Au cours de la mission, l'Office national du Ducroire a conclu quatre accords de coopération technique avec l'Eximbank turque.

En outre, il fut décidé d'établir régulièrement des consultations bilatérales turco-belges, au niveau des hauts fonctionnaires, traitant des affaires européennes et des questions économiques et commerciales bilatérales.

2. Le projet pour la construction de la première centrale nucléaire électrique à énergie nucléaire à Akkuyu n'a pas fait l'objet de conversations officielles belgo-turques lors de la mission économique de mars 1997, mentionnée ci-dessus.

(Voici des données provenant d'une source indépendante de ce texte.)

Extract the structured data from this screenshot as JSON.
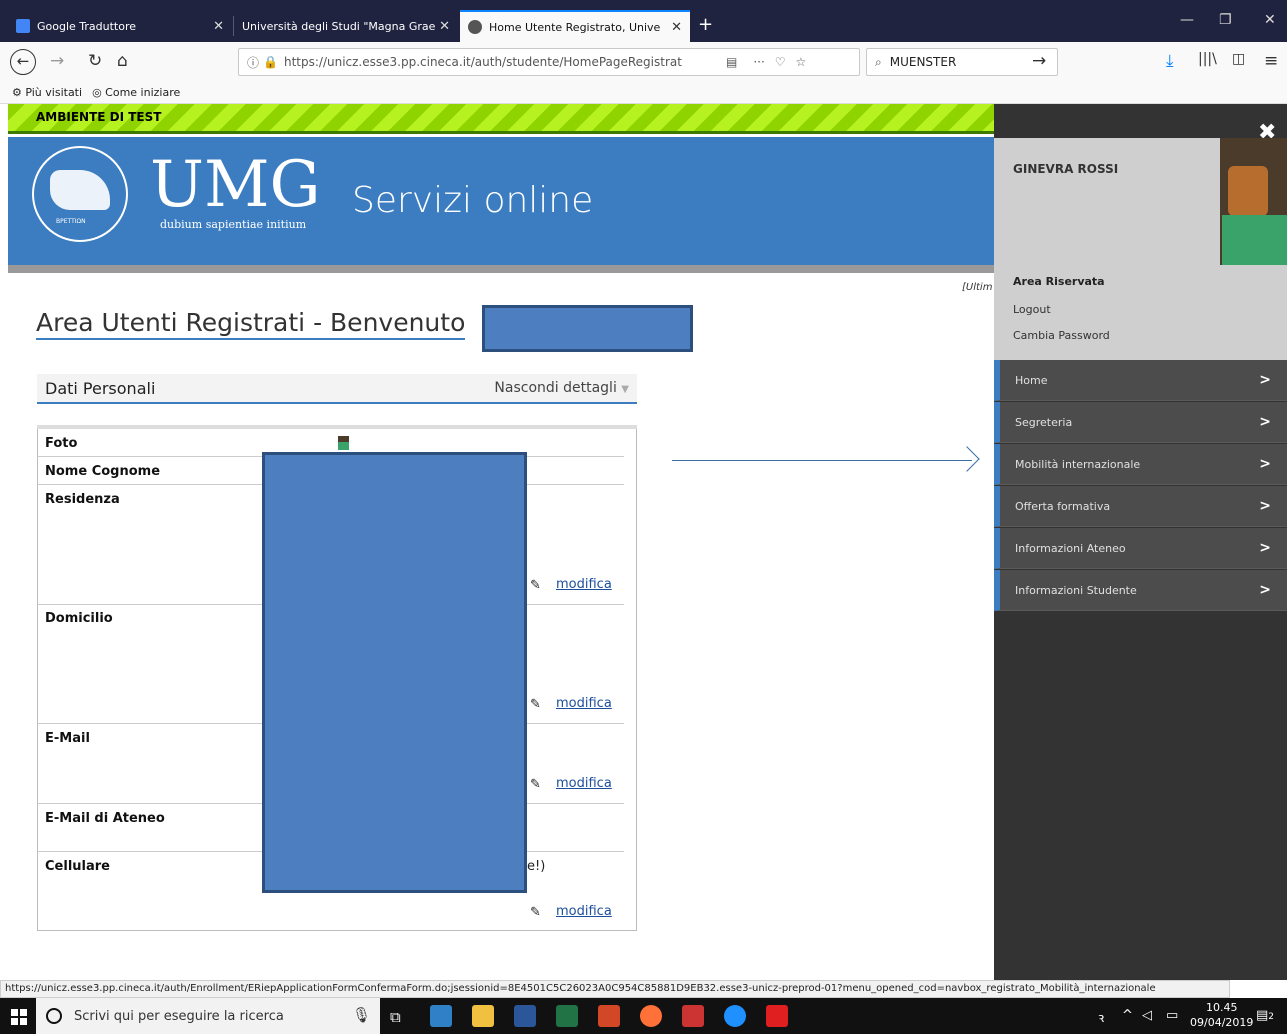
{
  "browser": {
    "tabs": [
      {
        "label": "Google Traduttore"
      },
      {
        "label": "Università degli Studi \"Magna Grae"
      },
      {
        "label": "Home Utente Registrato, Unive"
      }
    ],
    "url": "https://unicz.esse3.pp.cineca.it/auth/studente/HomePageRegistrat",
    "search_value": "MUENSTER",
    "bookmarks": [
      "Più visitati",
      "Come iniziare"
    ],
    "status_url": "https://unicz.esse3.pp.cineca.it/auth/Enrollment/ERiepApplicationFormConfermaForm.do;jsessionid=8E4501C5C26023A0C954C85881D9EB32.esse3-unicz-preprod-01?menu_opened_cod=navbox_registrato_Mobilità_internazionale"
  },
  "page": {
    "test_banner": "AMBIENTE DI TEST",
    "logo_text": "UMG",
    "logo_motto": "dubium sapientiae initium",
    "logo_seal": "BPETTIΩN",
    "site_title": "Servizi online",
    "ultim_text": "[Ultim",
    "title": "Area Utenti Registrati - Benvenuto",
    "section_title": "Dati Personali",
    "hide_details": "Nascondi dettagli",
    "rows": {
      "foto": "Foto",
      "nome": "Nome Cognome",
      "residenza": "Residenza",
      "domicilio": "Domicilio",
      "email": "E-Mail",
      "email_ateneo": "E-Mail di Ateneo",
      "cellulare": "Cellulare",
      "cell_fragment": "e!)"
    },
    "modify_label": "modifica"
  },
  "side": {
    "user_name": "GINEVRA ROSSI",
    "area_label": "Area Riservata",
    "logout": "Logout",
    "change_password": "Cambia Password",
    "menu": [
      {
        "label": "Home"
      },
      {
        "label": "Segreteria"
      },
      {
        "label": "Mobilità internazionale"
      },
      {
        "label": "Offerta formativa"
      },
      {
        "label": "Informazioni Ateneo"
      },
      {
        "label": "Informazioni Studente"
      }
    ]
  },
  "taskbar": {
    "search_placeholder": "Scrivi qui per eseguire la ricerca",
    "time": "10.45",
    "date": "09/04/2019",
    "notification_count": "2"
  },
  "colors": {
    "accent": "#3b7dc0",
    "test_banner": "#9ee000",
    "side_bg": "#333333"
  }
}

3. À chaque contact officiel avec les autorités turques, le point de vue belge a toujours été rappelé. Si la Turquie veut rester éligible à une adhésion à l'Union européenne, elle sera jugée sur la base des mêmes critères que les autres candidats membres. Le ministre Maystadt a aussi souligné que la Turquie doit satisfaire à un certain nombre de conditions. Il s'agit de conditions sur le plan interne ­ les droits de l'homme et la question kurde ­ et sur le plan externe ­ le problème cypriote et les relations avec la Grèce. Les autorités turques ont toujours pris note du point de vue belge. Les conditions susmentionnées ont une fois de plus été communiquée au gouvernement turc à l'occasion du Conseil européen à Luxembourg, le 12 et 13 décembre 1997.

4. Les droits de l'homme constituent un facteur important dans les relations entre l'Union européenne et la Turquie. La pression européenne sur la Turquie en matière des droits de l'homme reste forte. Chaque État membre se doit de jouer son rôle à cet égard. C'est ce que fait la Belgique à chaque occasion officielle.

5. Les discussions sur une intégration plus profonde de la Turquie dans l'Union européenne ne dépendent évidemment pas seulement d'une forte diminution du déficit commercial et budgétaire turc, mais aussi d'une amélioration visible de la situation en matière des droits de l'homme, d'une amélioration des relations avec la Grèce et des efforts, qui devraient mener à une solution de la question cypriote, conformément aux résolutions du Conseil de sécurité.